After SEC Chairman Jay Clayton said in February on a Senate hearing that all tokens are security, many of industry experts got concerned. It was obvious that the SEC was preparing for something: as became clear leately, the agency was preparing a systematic investigation of projects working under the simple agreements for future tokens (SAFTs) framework.
Different sources name a different number of subpoenas that have already been sent to companies operating under this protocol, the number varying from 80 to 200 subpoenas.
How SAFT works
SAFT protocol was developed by attorney Marco Santori and the Filecoin team in 2017. For the tokens that are utilities SAFT contract can be used to create a security sold to accredited investors, future agreement for the time when the platform is completed. This agreement between an issuer and an investor means that although the tokens are not securities at this very moment, they might be classified securities later after the project is developed and completed.

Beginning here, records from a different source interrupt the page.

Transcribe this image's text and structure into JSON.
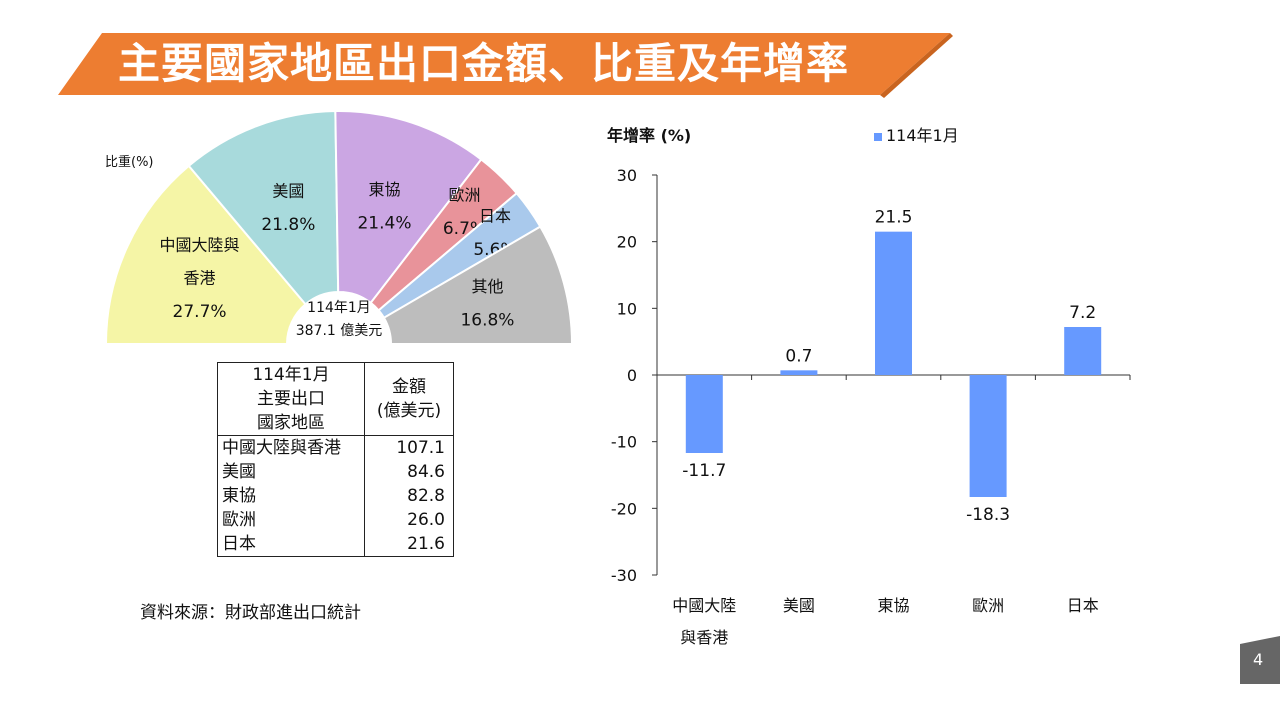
{
  "title": "主要國家地區出口金額、比重及年增率",
  "colors": {
    "banner": "#ED7D31",
    "bar": "#6699FF"
  },
  "pie": {
    "label": "比重(%)",
    "center_line1": "114年1月",
    "center_line2": "387.1 億美元",
    "slices": [
      {
        "name_lines": [
          "中國大陸與",
          "香港"
        ],
        "value": 27.7,
        "value_label": "27.7%",
        "color": "#F5F5A6"
      },
      {
        "name_lines": [
          "美國"
        ],
        "value": 21.8,
        "value_label": "21.8%",
        "color": "#A8DADC"
      },
      {
        "name_lines": [
          "東協"
        ],
        "value": 21.4,
        "value_label": "21.4%",
        "color": "#CBA6E3"
      },
      {
        "name_lines": [
          "歐洲"
        ],
        "value": 6.7,
        "value_label": "6.7%",
        "color": "#E8939A"
      },
      {
        "name_lines": [
          "日本"
        ],
        "value": 5.6,
        "value_label": "5.6%",
        "color": "#A9C9EC"
      },
      {
        "name_lines": [
          "其他"
        ],
        "value": 16.8,
        "value_label": "16.8%",
        "color": "#BDBDBD"
      }
    ]
  },
  "table": {
    "header_col1_lines": [
      "114年1月",
      "主要出口",
      "國家地區"
    ],
    "header_col2_lines": [
      "金額",
      "(億美元)"
    ],
    "rows": [
      {
        "name": "中國大陸與香港",
        "value": "107.1"
      },
      {
        "name": "美國",
        "value": "84.6"
      },
      {
        "name": "東協",
        "value": "82.8"
      },
      {
        "name": "歐洲",
        "value": "26.0"
      },
      {
        "name": "日本",
        "value": "21.6"
      }
    ]
  },
  "source": "資料來源：財政部進出口統計",
  "page_number": "4",
  "chart_data": [
    {
      "type": "pie",
      "title": "",
      "categories": [
        "中國大陸與香港",
        "美國",
        "東協",
        "歐洲",
        "日本",
        "其他"
      ],
      "values": [
        27.7,
        21.8,
        21.4,
        6.7,
        5.6,
        16.8
      ],
      "unit": "比重(%)"
    },
    {
      "type": "bar",
      "ylabel": "年增率 (%)",
      "xlabel": "",
      "categories": [
        [
          "中國大陸",
          "與香港"
        ],
        [
          "美國"
        ],
        [
          "東協"
        ],
        [
          "歐洲"
        ],
        [
          "日本"
        ]
      ],
      "series": [
        {
          "name": "114年1月",
          "values": [
            -11.7,
            0.7,
            21.5,
            -18.3,
            7.2
          ]
        }
      ],
      "value_labels": [
        "-11.7",
        "0.7",
        "21.5",
        "-18.3",
        "7.2"
      ],
      "ylim": [
        -30,
        30
      ],
      "yticks": [
        30,
        20,
        10,
        0,
        -10,
        -20,
        -30
      ],
      "legend": "top-center",
      "grid": false
    }
  ]
}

Now the SEC is insisting on considering such tokens utilities and securities at the same time, especially if your investors count on cost growth and do not plan to use tokens in the system.
Who is getting subpoenas?
All the fuss goes behind closed doors and there is very little information on subpoenas addressees. So, nothing is known about whether, for example, Kin or Filecoin projects, which were also launched on the basis of SAFT, received similar warnings from the SEC. Only one person admitted receiving subpoena to CoinDesk journalist, TechCrunch founder Michael Arrington, who raised $100 million to start crypto hedge fund, Arrington XRP Capital.
Munchee ICO was the first to face serious consequences of the investigation of the SEC in December 2017, when they received a cease-and-desist order. It said, that Munchee has sold unregistered securities and has to stop operation. Experts say that it’s a bright example of what all the utilities are to expect right now.

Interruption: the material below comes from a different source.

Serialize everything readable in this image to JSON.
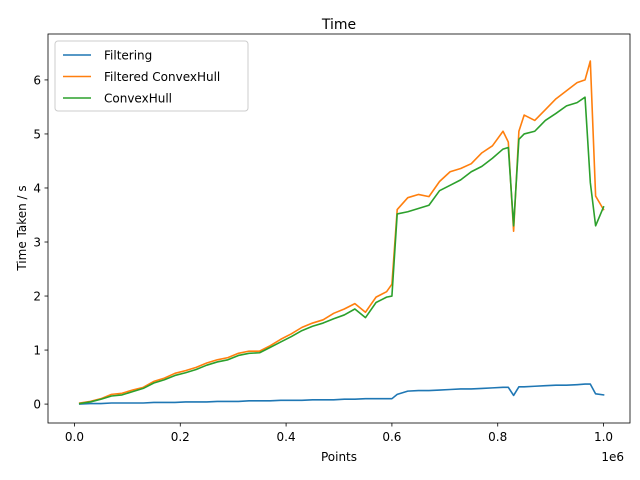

The SEC’s investigation showed that Munchee’s MUN tokens are mostly securities rather than utilities as the MUN token didn’t pass the Howey Test. Particular attention was paid to the fact that Munchee in its Whitepaper and other official documents openly stated that, according to their forecasts, the tokens would have grown in value during the company’s development.
After having received the order, Munchee had to return all the $15 million raised to their investors.
The main question every ICO team is now considering is “what happens if the SEC comes out and says “SAFTs are illegal”?”. But the truth is that it will be difficult to declare all such cases illegal immediately, instead the SEC will have to investigate each one separately, since the SAFT agreement in each case is written individually by different lawyers, taking into account the specifics of the particular company.
In addition, in case the SEC requires a refund to investors, the company will be able to refuse and duck a question if, for example, all funds have already been transferred into foreign accounts.
One of the possible ways to work it out is to release separate official guidelines, indicating how companies should act in this case, so as not to get prosecutes in court. However, lawyers and attorneys unanimously declare at all regulatory panels and conferences that we attended, that the SEC themselves still have no clear understanding of what they want from the companies. The industry will have to walk for a while in the gray zone and be over-cautious before there will be unambiguous demands, on which you can rely.